Thank you for giving me such very loyal best friends who say ‘happy birthday, nuuy’ , although I’m not mention my birthday date on my facebook page ;P
lovely 22, and I love the age, I love the combination of 22..
because 2 always be my favorite number, I don’t know why. maybe people like number 1, but I love number 2, as I love even number rather than odd number. hahhahahahha weird!
beside that, 22 means sacred for me. this age is my prove!
I’ll prove that I will graduate from chemistry in July, going abrod to Japan, get the scholarship for master, becoming mooore mature and study moore passionately. I will be a better moslem too.. I hope I could fullfill my ‘nazaar’ if everything turn to be smooth as my plan arranged.
Bismillah Ya Allah..
Life is sequence of choices.
I have to be more consistence, and not suppose to act like ‘galau’ girl all the time..

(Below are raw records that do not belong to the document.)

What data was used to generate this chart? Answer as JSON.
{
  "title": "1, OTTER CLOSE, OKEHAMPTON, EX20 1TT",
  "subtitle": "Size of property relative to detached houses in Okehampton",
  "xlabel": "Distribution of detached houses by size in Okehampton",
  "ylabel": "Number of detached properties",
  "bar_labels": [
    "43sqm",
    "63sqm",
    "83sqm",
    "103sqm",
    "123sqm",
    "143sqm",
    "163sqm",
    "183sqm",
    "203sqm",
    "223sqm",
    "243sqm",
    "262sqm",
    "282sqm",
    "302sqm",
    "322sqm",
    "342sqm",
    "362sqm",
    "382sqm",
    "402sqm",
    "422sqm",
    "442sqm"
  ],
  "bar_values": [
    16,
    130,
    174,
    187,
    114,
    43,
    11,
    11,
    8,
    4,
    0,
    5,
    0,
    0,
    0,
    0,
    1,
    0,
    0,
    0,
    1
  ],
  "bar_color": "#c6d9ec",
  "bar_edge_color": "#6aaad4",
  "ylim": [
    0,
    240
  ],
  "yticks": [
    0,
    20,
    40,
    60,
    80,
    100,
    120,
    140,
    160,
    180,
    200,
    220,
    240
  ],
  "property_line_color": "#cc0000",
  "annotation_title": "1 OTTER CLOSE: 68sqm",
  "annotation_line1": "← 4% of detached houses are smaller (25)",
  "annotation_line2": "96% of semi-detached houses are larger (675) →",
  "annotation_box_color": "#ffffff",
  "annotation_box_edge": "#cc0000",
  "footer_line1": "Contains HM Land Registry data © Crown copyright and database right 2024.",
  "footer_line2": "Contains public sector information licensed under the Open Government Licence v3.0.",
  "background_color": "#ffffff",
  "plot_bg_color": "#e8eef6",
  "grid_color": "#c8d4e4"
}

yeyeyyeyeyeyeyye onece again,
HAPPY 22 TO MEEE!!!! >O<
haaaaaaaaaaaah
Yesterday, I still believe that a miracle will OCCUR to me in the last minute of hope.
but untill now, it hasn’t been showed..just a little bit of hope I doubt it will happen to me.
I’m not so-kinda-people-pessimistic but this is reality!
I don’t get what I really wish for in this life.
okay, this hasnt been over yet, but how do I get myself not to crazy for this unresolved future?
hey someone out there, do you realize that a bit words from you mean a billion hope for my future??
please please please Alllah show me my way.
If I have to SURRENDER for NOW, I will.
but please please please show me the way.